Google fixes KRACK vulnerability in Android devices

Finally, thanks to Google issuing a fix, Android users no longer need to worry about the dreaded KRACK cybersecurity vulnerability that can be exploited by hackers to hijack connections, decrypt Wi-Fi traffic, and eavesdrop on communications.

KRACK is short for Key Reinstallation Attack, and it basically put all wireless-enabled devices at risk. There was a fundamental flaw in WPA2, which is a common protocol used in securing modern wireless networks that allows a device that uses a pre-shared password to seamlessly join the network. Due to a bug, a skilled hacker had the ability to join the network without having to know that password.

In essence, this bug is a complete breakdown of the WPA2 protocol and represents a huge risk to both personal and enterprise users.

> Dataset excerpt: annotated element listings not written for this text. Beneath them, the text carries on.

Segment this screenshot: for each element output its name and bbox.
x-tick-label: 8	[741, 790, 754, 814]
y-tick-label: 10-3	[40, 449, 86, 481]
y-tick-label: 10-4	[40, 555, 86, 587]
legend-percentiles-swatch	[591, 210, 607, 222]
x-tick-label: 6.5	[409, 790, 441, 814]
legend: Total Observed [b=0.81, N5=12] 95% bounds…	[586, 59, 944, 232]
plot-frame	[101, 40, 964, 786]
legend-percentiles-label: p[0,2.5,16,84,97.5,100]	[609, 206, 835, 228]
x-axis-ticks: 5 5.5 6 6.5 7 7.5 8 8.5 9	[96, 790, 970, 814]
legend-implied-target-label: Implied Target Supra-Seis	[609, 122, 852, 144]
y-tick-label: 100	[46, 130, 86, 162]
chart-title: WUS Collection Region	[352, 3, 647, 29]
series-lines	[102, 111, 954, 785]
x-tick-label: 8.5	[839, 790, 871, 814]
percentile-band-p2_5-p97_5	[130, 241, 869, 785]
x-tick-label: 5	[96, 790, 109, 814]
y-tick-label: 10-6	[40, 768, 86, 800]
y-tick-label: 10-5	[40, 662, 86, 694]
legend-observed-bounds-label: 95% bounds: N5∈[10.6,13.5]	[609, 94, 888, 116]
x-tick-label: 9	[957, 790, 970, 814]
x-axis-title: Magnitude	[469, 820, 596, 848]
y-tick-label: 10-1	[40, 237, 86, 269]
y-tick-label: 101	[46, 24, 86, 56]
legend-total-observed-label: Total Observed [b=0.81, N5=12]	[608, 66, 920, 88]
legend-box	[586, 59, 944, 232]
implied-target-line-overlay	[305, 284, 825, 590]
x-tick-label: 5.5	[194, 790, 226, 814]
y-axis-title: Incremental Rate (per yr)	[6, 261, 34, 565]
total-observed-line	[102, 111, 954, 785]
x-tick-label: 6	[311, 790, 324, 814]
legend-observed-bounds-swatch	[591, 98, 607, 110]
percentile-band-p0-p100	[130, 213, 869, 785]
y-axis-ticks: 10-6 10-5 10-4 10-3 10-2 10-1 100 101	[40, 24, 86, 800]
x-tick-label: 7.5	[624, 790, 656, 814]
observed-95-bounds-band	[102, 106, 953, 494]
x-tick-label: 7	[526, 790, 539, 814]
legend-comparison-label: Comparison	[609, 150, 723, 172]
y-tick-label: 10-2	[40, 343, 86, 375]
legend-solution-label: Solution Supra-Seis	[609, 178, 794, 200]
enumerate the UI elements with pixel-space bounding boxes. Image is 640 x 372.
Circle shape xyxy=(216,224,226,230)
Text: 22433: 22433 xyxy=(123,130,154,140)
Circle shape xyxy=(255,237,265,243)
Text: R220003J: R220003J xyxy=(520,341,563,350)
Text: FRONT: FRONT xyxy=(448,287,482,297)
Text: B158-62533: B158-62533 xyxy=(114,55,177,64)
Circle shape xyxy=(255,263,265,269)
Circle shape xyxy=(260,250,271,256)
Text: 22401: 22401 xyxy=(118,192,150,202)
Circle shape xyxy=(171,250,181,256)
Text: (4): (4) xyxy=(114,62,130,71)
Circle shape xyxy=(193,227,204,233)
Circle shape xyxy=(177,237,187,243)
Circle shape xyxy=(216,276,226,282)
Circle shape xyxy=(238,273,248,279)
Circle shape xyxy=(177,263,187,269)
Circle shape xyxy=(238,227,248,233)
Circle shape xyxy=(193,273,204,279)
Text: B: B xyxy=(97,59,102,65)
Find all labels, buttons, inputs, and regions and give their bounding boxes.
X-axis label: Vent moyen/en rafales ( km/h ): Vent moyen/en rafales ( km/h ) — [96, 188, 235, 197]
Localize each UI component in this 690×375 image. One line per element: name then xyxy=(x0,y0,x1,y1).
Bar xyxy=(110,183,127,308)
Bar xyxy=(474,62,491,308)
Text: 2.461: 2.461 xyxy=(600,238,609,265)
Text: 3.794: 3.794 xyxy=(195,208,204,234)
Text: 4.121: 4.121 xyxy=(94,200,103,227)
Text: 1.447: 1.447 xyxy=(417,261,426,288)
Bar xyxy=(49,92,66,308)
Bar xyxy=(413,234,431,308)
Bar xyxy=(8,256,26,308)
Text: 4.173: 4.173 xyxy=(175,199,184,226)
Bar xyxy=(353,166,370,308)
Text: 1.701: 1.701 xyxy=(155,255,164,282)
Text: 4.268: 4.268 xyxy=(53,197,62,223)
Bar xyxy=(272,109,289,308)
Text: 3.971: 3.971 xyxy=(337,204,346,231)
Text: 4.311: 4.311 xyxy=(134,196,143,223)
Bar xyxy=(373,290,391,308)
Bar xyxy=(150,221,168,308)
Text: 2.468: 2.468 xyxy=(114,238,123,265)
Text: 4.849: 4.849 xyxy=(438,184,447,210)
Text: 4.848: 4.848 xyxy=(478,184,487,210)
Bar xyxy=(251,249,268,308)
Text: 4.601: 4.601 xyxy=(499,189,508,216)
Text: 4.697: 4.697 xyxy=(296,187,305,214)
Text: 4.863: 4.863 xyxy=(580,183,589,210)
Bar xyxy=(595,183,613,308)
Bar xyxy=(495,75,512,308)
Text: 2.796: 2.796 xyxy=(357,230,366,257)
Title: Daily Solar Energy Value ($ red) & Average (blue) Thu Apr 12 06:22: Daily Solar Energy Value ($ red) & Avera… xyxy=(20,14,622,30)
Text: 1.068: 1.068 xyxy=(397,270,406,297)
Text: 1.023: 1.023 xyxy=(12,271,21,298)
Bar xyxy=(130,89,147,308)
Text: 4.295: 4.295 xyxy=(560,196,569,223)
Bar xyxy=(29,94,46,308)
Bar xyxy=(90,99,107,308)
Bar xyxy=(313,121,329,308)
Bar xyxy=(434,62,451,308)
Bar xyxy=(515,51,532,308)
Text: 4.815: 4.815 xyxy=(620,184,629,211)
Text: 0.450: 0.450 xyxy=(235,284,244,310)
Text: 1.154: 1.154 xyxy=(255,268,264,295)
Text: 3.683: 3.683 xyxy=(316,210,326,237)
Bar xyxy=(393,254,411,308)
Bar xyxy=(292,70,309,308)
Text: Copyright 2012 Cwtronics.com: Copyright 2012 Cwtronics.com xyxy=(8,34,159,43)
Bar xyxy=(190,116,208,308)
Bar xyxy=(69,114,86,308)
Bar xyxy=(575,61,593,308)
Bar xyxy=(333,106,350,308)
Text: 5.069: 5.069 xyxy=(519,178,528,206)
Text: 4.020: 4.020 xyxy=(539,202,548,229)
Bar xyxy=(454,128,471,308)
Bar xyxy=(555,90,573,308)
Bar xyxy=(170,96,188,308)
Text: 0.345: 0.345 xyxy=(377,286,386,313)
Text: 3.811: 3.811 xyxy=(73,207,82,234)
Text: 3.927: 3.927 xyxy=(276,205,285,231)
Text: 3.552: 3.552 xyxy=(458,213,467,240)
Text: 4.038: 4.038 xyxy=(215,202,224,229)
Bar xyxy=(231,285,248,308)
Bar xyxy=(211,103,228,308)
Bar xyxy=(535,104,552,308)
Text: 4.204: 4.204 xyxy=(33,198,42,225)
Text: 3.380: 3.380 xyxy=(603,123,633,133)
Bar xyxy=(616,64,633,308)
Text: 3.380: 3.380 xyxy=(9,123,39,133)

Mathy Vanhoef, a computer security academic who discovered the flaw, ensures us there is no reason to panic, since he hasn’t released any proof-of-concept exploit code that hackers could use to conduct widespread attacks. However, do keep in mind that devices running Android 6.0 and above are particularly vulnerable. Kevin Beaumont, a cybersecurity researcher, added that KRACK only affects Android users, and that Windows and iOS users are largely immune to the flaw.

The big companies have already released the fixes, so there is no need to worry if you’re updating your devices on a regular basis. Apple released a fix for KRACK during the last week, and recently, Google issued a fix as well. The security update also contains a fix for other critical bugs.